Lorsque la Voix de La Mère s’éleva à l’aube de la cérémonie, un grand frisson parcourut l’assemblée. Cette voix qui semblait sortir de l’Urne, où se trouve la Charte d’Auroville, rappela son contenu. « La terre a besoin d’un endroit où les hommes puissent vivre à l’abri de toutes les rivalités nationales, de toutes les conventions sociales, de toutes les moralités contradictoires et de toutes les religions antagonistes : un endroit où, libérés de tous les esclavages du passé, les êtres humains pourront se consacrer totalement à la découverte et à la mise en pratique de la Conscience Divine qui veut se manifester. Auroville veut être cet endroit et s’offre à tous ceux qui aspirent à vivre la vérité de demain. »

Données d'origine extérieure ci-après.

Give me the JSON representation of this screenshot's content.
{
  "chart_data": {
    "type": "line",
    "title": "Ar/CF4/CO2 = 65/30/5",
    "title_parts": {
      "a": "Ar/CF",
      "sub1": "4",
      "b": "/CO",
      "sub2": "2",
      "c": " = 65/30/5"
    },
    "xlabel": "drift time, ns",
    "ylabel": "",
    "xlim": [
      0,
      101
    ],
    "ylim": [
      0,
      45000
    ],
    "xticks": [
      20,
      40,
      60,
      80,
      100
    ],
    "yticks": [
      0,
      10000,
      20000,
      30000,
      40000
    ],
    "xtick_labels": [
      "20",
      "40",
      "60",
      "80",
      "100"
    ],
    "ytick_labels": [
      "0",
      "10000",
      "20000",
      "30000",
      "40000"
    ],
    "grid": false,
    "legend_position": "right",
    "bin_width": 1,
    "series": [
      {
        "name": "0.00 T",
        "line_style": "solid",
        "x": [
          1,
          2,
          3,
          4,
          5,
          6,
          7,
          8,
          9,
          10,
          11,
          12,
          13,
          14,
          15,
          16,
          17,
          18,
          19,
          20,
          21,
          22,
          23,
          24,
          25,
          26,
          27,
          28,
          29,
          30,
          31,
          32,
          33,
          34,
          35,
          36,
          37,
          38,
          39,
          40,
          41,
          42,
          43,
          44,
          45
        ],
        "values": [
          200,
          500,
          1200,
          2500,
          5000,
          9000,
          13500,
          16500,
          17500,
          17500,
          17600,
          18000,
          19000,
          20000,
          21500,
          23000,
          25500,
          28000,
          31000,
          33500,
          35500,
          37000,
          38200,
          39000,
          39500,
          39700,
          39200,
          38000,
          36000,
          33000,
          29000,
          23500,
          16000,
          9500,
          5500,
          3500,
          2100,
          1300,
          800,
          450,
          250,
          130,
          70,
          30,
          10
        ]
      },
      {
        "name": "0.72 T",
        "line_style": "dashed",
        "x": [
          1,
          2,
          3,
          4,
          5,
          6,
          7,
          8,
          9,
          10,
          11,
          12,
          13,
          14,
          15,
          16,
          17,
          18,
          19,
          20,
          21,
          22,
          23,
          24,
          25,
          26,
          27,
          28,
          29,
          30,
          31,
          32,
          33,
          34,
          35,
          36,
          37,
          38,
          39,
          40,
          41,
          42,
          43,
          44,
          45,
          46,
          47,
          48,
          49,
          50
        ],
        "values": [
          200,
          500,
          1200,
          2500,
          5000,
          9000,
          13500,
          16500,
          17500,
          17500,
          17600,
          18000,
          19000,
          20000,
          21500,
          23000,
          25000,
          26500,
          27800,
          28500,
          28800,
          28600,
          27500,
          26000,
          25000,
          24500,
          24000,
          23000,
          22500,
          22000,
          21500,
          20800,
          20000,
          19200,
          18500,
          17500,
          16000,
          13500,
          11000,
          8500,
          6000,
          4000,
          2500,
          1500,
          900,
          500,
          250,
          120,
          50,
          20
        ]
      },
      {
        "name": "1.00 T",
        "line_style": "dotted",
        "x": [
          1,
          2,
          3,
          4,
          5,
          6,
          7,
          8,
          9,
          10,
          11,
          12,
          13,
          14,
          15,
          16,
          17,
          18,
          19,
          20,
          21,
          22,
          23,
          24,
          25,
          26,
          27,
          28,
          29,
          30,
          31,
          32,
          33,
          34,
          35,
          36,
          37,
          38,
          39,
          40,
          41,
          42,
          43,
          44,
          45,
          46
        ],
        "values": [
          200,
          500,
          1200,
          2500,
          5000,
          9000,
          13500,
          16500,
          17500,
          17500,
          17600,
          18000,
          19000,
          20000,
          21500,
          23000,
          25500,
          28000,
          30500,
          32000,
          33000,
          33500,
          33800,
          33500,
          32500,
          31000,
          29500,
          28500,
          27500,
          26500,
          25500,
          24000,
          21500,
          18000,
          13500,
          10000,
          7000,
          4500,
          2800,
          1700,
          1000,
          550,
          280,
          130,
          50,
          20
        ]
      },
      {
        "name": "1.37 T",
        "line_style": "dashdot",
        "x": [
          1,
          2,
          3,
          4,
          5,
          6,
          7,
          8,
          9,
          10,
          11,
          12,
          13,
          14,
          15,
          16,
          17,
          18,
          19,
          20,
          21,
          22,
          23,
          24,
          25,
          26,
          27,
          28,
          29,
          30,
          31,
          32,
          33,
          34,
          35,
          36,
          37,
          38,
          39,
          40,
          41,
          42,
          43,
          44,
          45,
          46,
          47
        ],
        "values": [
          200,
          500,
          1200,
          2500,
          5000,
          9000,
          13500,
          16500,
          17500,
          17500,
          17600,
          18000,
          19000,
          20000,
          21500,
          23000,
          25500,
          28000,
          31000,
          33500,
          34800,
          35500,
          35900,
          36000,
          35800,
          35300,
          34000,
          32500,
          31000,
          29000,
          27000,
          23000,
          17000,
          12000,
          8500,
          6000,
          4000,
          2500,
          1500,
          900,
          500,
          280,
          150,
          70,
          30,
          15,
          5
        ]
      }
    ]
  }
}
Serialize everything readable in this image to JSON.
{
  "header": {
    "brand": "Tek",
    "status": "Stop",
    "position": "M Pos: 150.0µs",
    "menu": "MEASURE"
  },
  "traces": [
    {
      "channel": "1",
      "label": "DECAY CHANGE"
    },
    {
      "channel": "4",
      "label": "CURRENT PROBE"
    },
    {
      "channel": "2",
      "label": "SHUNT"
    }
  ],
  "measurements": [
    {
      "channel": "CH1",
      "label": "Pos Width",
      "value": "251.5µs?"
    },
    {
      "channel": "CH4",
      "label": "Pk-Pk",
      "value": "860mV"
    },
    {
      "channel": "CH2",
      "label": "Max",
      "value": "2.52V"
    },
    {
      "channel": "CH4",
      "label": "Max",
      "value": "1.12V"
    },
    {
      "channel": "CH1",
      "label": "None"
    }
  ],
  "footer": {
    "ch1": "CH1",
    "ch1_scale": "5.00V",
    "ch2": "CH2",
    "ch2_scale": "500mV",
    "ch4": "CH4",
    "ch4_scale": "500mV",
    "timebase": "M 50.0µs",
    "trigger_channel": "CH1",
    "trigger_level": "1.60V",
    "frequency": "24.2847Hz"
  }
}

En 1965, alors que le projet de la Ville de l’Aurore commençait à prendre forme, la Mère délivra la pierre d’angle de l’édifice futur.
« Auroville veut être une cité universelle où hommes et femmes de tous pays puissent vivre en paix et en harmonie progressive au-dessus de toute croyance, de toute politique et de toute nationalité. Le but d’Auroville est de réaliser l’unité humaine. »
Pendant la cérémonie, les regards des êtres humains rassemblés-là étaient à la fois graves et recueillis. Le décor magique du lieu, alors que le jour se levait, donnait à cette célébration un ton de solennité quasi planétaire. Des jeunes garçons et filles, représentant les 124 nations du début défilèrent autour de l’urne puis vinrent déposer quelques gouttes d’eaux des différents pays qui apportèrent la terre de leur sol. Cette réunion hautement symbolique de la terre et l’eau consacrait l’alliance renforcée par celle de l’air et du feu. En effet derrière le dôme du Matrimandir le soleil jaillissait dans un ciel limpide.
Un autre jour commençait pour Auroville.